R-R is using a Trent 1000 donor powerplant for environmentally friendly engine (EFE) work exploring a high-efficiency core on a dedicated test facility at Bristol in the UK. The unit comprises the T1000 “minus fan, plus booster compressor” to test low NOx and high-temperature-combustor HPT technology, according to Newby.
Four series of testing over two years were completed recently, and the program continues through 2015 to test high-temperature capability and core technologies. The EFE program “targets” three areas of environmental concern: “reducing CO2, NOx and noise.”
Advanced Low-pressure System
A T1000 is also the basis for R-R’s advanced low-pressure system program, which will soon begin a third testing session at NASA Stennis in the U.S., following two rounds at the UK Derby factory. This will coincide with U.S. testing of a newly built flight engine. The demonstrator engine will be used to verify LP-system, “externals” and composite-fan technologies.
A third T1000 donor engine provides the vehicle for R-R’s advanced low-emission combustion system work for engines offering 30,000 to more than 100,000 pounds thrust. Detailed design had been finalized in early June, and components were being manufactured. Next year R-R plans to ground-test the first engine and flight-test a second on a Boeing 747 testbed. Newby said “lean-burn combustor subsystem verification” has been completed on the EFE and the efficiency, economy and environment core demonstrators, which “validated emissions predictions.”
The Trent XWB program, which exclusively powers the Airbus A350XWB, will yield a further donor engine to develop high-efficiency core architecture for the Advance project. R-R will use it to demonstrate a new core configuration, especially regarding the work split between IPCs/HPCs and IPTs/HPTs.

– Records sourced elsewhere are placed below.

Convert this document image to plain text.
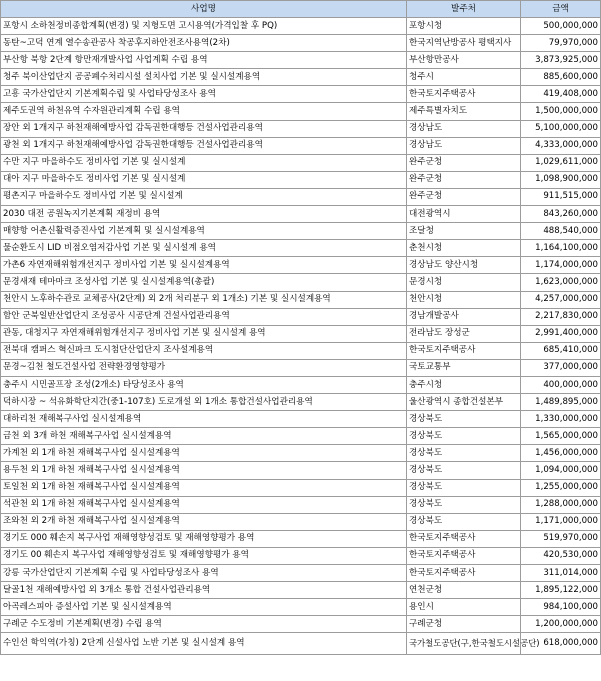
사업명	발주처	금액
포항시 소하천정비종합계획(변경) 및 지형도면 고시용역(가격입찰 후 PQ)	포항시청	500,000,000
동탄~고덕 연계 열수송관공사 착공후지하안전조사용역(2차)	한국지역난방공사 평택지사	79,970,000
부산항 북항 2단계 항만재개발사업 사업계획 수립 용역	부산항만공사	3,873,925,000
청주 북이산업단지 공공폐수처리시설 설치사업 기본 및 실시설계용역	청주시	885,600,000
고흥 국가산업단지 기본계획수립 및 사업타당성조사 용역	한국토지주택공사	419,408,000
제주도권역 하천유역 수자원관리계획 수립 용역	제주특별자치도	1,500,000,000
장안 외 1개지구 하천재해예방사업 감독권한대행등 건설사업관리용역	경상남도	5,100,000,000
광천 외 1개지구 하천재해예방사업 감독권한대행등 건설사업관리용역	경상남도	4,333,000,000
수만 지구 마을하수도 정비사업 기본 및 실시설계	완주군청	1,029,611,000
대아 지구 마을하수도 정비사업 기본 및 실시설계	완주군청	1,098,900,000
평촌지구 마을하수도 정비사업 기본 및 실시설계	완주군청	911,515,000
2030 대전 공원녹지기본계획 재정비 용역	대전광역시	843,260,000
매향항 어촌신활력증진사업 기본계획 및 실시설계용역	조달청	488,540,000
물순환도시 LID 비점오염저감사업 기본 및 실시설계 용역	춘천시청	1,164,100,000
가촌6 자연재해위험개선지구 정비사업 기본 및 실시설계용역	경상남도 양산시청	1,174,000,000
문경새재 테마마크 조성사업 기본 및 실시설계용역(총괄)	문경시청	1,623,000,000
천안시 노후하수관로 교체공사(2단계) 외 2개 처리분구 외 1개소) 기본 및 실시설계용역	천안시청	4,257,000,000
함안 군북일반산업단지 조성공사 시공단계 건설사업관리용역	경남개발공사	2,217,830,000
관동, 대청지구 자연재해위험개선지구 정비사업 기본 및 실시설계 용역	전라남도 장성군	2,991,400,000
전북대 캠퍼스 혁신파크 도시첨단산업단지 조사설계용역	한국토지주택공사	685,410,000
문경~김천 철도건설사업 전략환경영향평가	국토교통부	377,000,000
충주시 시민골프장 조성(2개소) 타당성조사 용역	충주시청	400,000,000
덕하시장 ~ 석유화학단지간(중1-107호) 도로개설 외 1개소 통합건설사업관리용역	울산광역시 종합건설본부	1,489,895,000
대하리천 재해복구사업 실시설계용역	경상북도	1,330,000,000
금천 외 3개 하천 재해복구사업 실시설계용역	경상북도	1,565,000,000
가계천 외 1개 하천 재해복구사업 실시설계용역	경상북도	1,456,000,000
용두천 외 1개 하천 재해복구사업 실시설계용역	경상북도	1,094,000,000
토일천 외 1개 하천 재해복구사업 실시설계용역	경상북도	1,255,000,000
석관천 외 1개 하천 재해복구사업 실시설계용역	경상북도	1,288,000,000
조와천 외 2개 하천 재해복구사업 실시설계용역	경상북도	1,171,000,000
경기도 000 훼손지 복구사업 재해영향성검토 및 재해영향평가 용역	한국토지주택공사	519,970,000
경기도 00 훼손지 복구사업 재해영향성검토 및 재해영향평가 용역	한국토지주택공사	420,530,000
강릉 국가산업단지 기본계획 수립 및 사업타당성조사 용역	한국토지주택공사	311,014,000
달골1천 재해예방사업 외 3개소 통합 건설사업관리용역	연천군청	1,895,122,000
아곡레스피아 증설사업 기본 및 실시설계용역	용인시	984,100,000
구례군 수도정비 기본계획(변경) 수립 용역	구례군청	1,200,000,000
수인선 학익역(가칭) 2단계 신설사업 노반 기본 및 실시설계 용역	국가철도공단(구,한국철도시설공단)	618,000,000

Newby reported in June that the conceptual Advance design was finalized and that the company was starting to detail externals. An initial gate review has been completed and components with a long lead times have been manufactured; R-R was also obtaining disc forgings.
Functional testing is planned next year, with endurance testing of a second engine slated for 2016. Once the architecture has been validated, R-R will look for additional technologies to insert into the basic design, according to Newby.
Finally, an Advance engine will be donated to UltraFan enabling-technologies work that will be supported by an extensive rig program for key systems alongside technologies development. Construction of a power-gearbox test facility and associated technology development has begun in Germany. Gearbox testing will take place later next year, with full ground- and flight-test demonstrations scheduled in the latter part of this decade, concluded Newby.